Question

Show that \(V=(A / r)+B\) is a solution of the differential equation \(\frac{\mathrm{d}^{2} \mathrm{~V}}{\mathrm{dr}^{2}}+\frac{2}{\mathrm{r}} \frac{\mathrm{dV}}{\mathrm{dr}}=0\).

Short answer

Question: Prove that the function \(V = (A / r) + B\) is a solution to the given differential equation \(\frac{\mathrm{d^2V}}{\mathrm{dr^2}}+\frac{2}{\mathrm{r}}\frac{\mathrm{dV}}{\mathrm{dr}}=0\). Answer: We have found the first derivative of V with respect to r as \(\frac{\mathrm{dV}}{\mathrm{dr}} = - \frac{A}{r^2}\) and the second derivative as \(\frac{\mathrm{d^2V}}{\mathrm{dr^2}} = \frac{2A}{r^3}\). By substituting these derivatives back into the differential equation and simplifying the equation, we obtain \(0 = 0\), which confirms that the function \(V = (A / r) + B\) is a solution to the given differential equation.

Step-by-step solution

Find the first derivative of the function V with respect to r

To find the first derivative \(\frac{\mathrm{dV}}{\mathrm{dr}}\), we will use the power rule and the constant rule of derivatives. We have: \(\frac{\mathrm{dV}}{\mathrm{dr}} = \frac{\mathrm{d}}{\mathrm{dr}}(A / r) + \frac{\mathrm{d}}{\mathrm{dr}} B = - \frac{A}{r^2}\) The first derivative of V with respect to r is \(\frac{\mathrm{dV}}{\mathrm{dr}} = - \frac{A}{r^2}\).

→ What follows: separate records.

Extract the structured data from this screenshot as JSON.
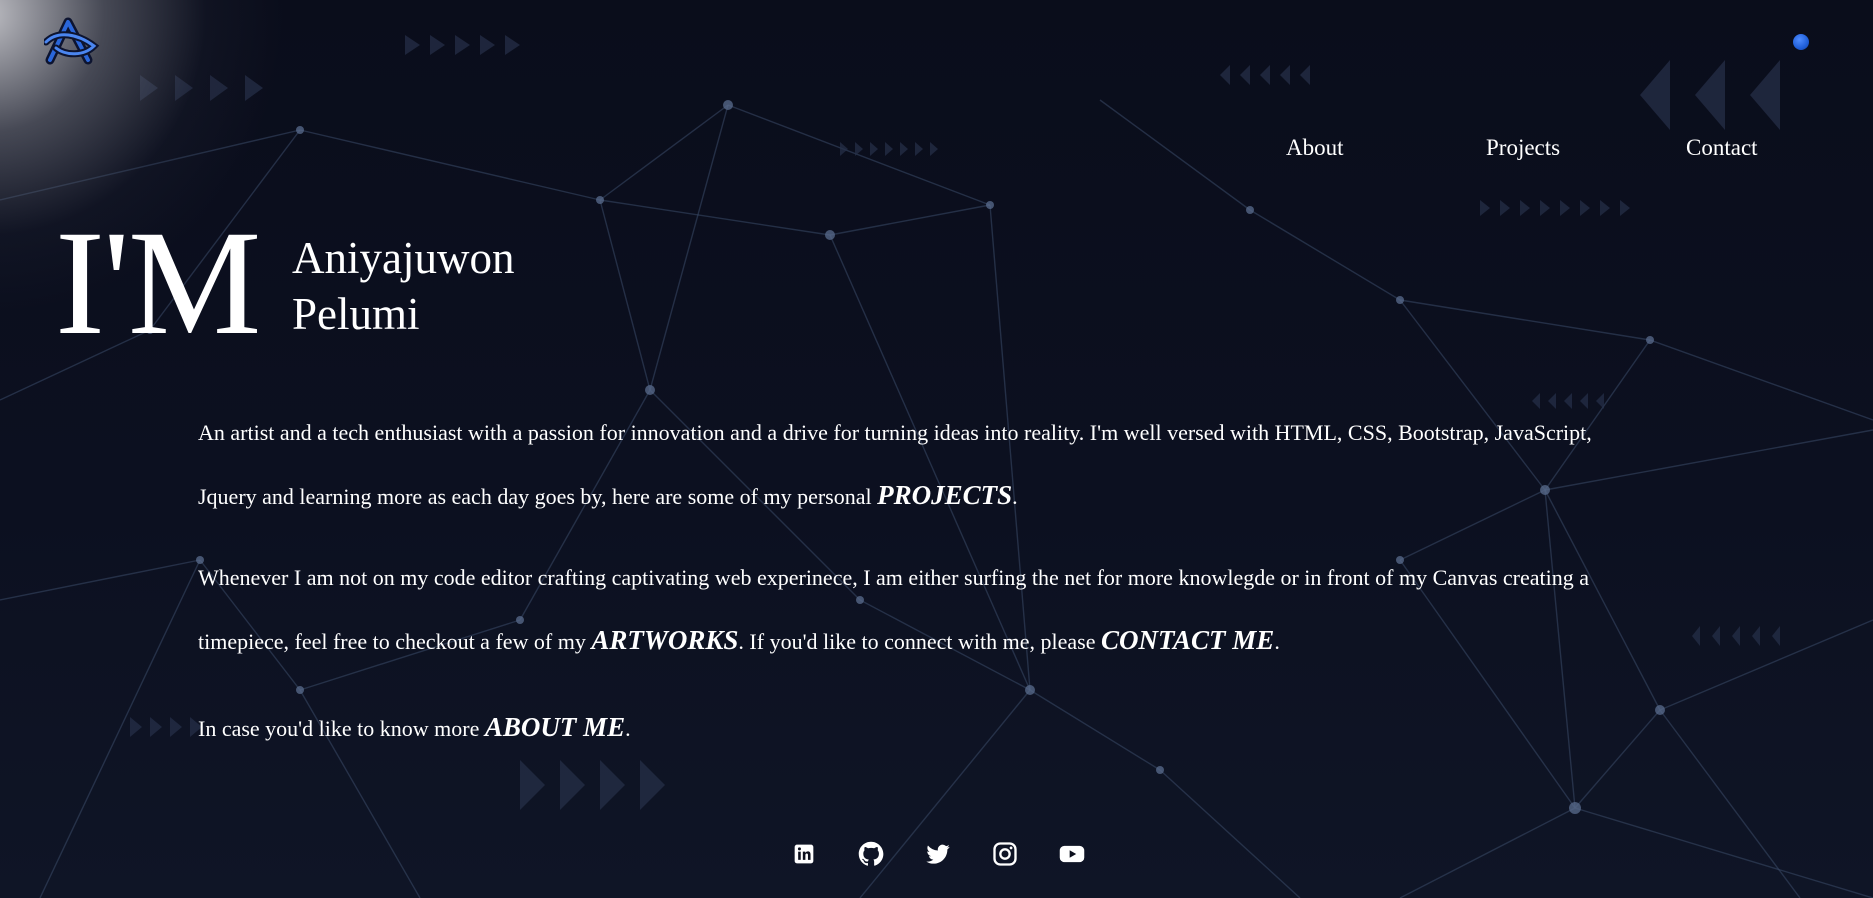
{
  "nav": {
    "about_label": "About",
    "projects_label": "Projects",
    "contact_label": "Contact"
  },
  "hero": {
    "prefix": "I'M",
    "first_name": "Aniyajuwon",
    "last_name": "Pelumi"
  },
  "bio": {
    "p1_text": "An artist and a tech enthusiast with a passion for innovation and a drive for turning ideas into reality. I'm well versed with HTML, CSS, Bootstrap, JavaScript, Jquery and learning more as each day goes by, here are some of my personal ",
    "p1_link": "PROJECTS",
    "p1_end": ".",
    "p2_text": "Whenever I am not on my code editor crafting captivating web experinece, I am either surfing the net for more knowlegde or in front of my Canvas creating a timepiece, feel free to checkout a few of my ",
    "p2_link1": "ARTWORKS",
    "p2_mid": ". If you'd like to connect with me, please ",
    "p2_link2": "CONTACT ME",
    "p2_end": ".",
    "p3_text": "In case you'd like to know more ",
    "p3_link": "ABOUT ME",
    "p3_end": "."
  },
  "socials": [
    {
      "icon": "linkedin-icon"
    },
    {
      "icon": "github-icon"
    },
    {
      "icon": "twitter-icon"
    },
    {
      "icon": "instagram-icon"
    },
    {
      "icon": "youtube-icon"
    }
  ],
  "colors": {
    "background": "#0b0e1c",
    "text": "#ffffff",
    "accent_dot": "#1f5ed8",
    "network_lines": "#3a4a66"
  }
}
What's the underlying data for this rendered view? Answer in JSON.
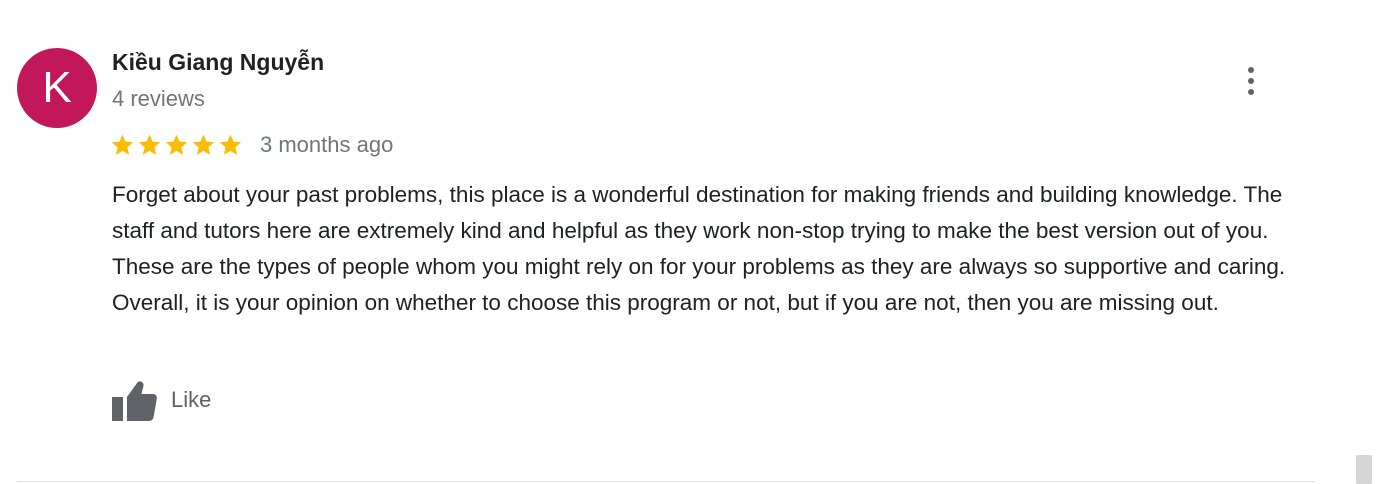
{
  "review": {
    "avatar_letter": "K",
    "avatar_color": "#c2185b",
    "author_name": "Kiều Giang Nguyễn",
    "review_count": "4 reviews",
    "rating": 5,
    "rating_max": 5,
    "star_color": "#fbbc04",
    "date": "3 months ago",
    "text": "Forget about your past problems, this place is a wonderful destination for making friends and building knowledge. The staff and tutors here are extremely kind and helpful as they work non-stop trying to make the best version out of you. These are the types of people whom you might rely on for your problems as they are always so supportive and caring. Overall, it is your opinion on whether to choose this program or not, but if you are not, then you are missing out.",
    "like_label": "Like",
    "more_icon": "more-vert-icon",
    "like_icon": "thumbs-up-icon",
    "star_icon": "star-icon"
  }
}
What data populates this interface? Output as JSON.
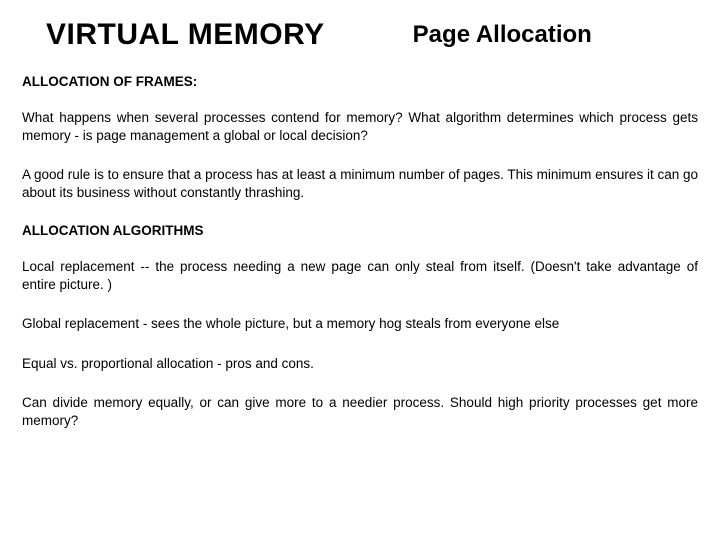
{
  "header": {
    "main_title": "VIRTUAL MEMORY",
    "sub_title": "Page Allocation"
  },
  "sections": {
    "heading1": "ALLOCATION OF FRAMES:",
    "para1": "What happens when several processes contend for memory? What algorithm determines which process gets memory - is page management a global or local decision?",
    "para2": "A good rule is to ensure that a process has at least a minimum number of pages. This minimum ensures it can go about its business without constantly thrashing.",
    "heading2": "ALLOCATION ALGORITHMS",
    "para3": "Local replacement -- the process needing a new page can only steal from itself. (Doesn't take advantage of entire picture. )",
    "para4": "Global replacement - sees the whole picture, but a memory hog steals from everyone else",
    "para5": "Equal vs. proportional allocation - pros and cons.",
    "para6": "Can divide memory equally, or can give more to a needier process. Should high priority processes get more memory?"
  }
}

Find the second derivative of the function V with respect to r

To find the second derivative \(\frac{\mathrm{d^2V}}{\mathrm{dr^2}}\), we will differentiate the first derivative with respect to r. Again, we will use the power rule: \(\frac{\mathrm{d^2V}}{\mathrm{dr^2}} = \frac{\mathrm{d}}{\mathrm{dr}}(- \frac{A}{r^2}) = \frac{2A}{r^3}\) The second derivative of V with respect to r is \(\frac{\mathrm{d^2V}}{\mathrm{dr^2}} = \frac{2A}{r^3}\).

Plug the derivatives into the differential equation

Now, we will substitute our first and second derivatives back into the given differential equation: \(\frac{\mathrm{d^2V}}{\mathrm{dr^2}}+\frac{2}{\mathrm{r}}\frac{\mathrm{dV}}{\mathrm{dr}}=0\) Plugging in our derivatives: \(\frac{2A}{r^3}+\frac{2}{r}(-\frac{A}{r^2})=0\)

Simplify the equation

Now, we will simplify the equation to see if it is true: \(\frac{2A}{r^3}+\frac{-2A}{r^3}=\frac{2A-2A}{r^3}=0\) The equation holds true, as the left side simplifies to 0, which equals the right side. Thus, the function \(V = (A / r) + B\) is a solution to the given differential equation \(\frac{\mathrm{d^2V}}{\mathrm{dr^2}}+\frac{2}{\mathrm{r}}\frac{\mathrm{dV}}{\mathrm{dr}}=0\).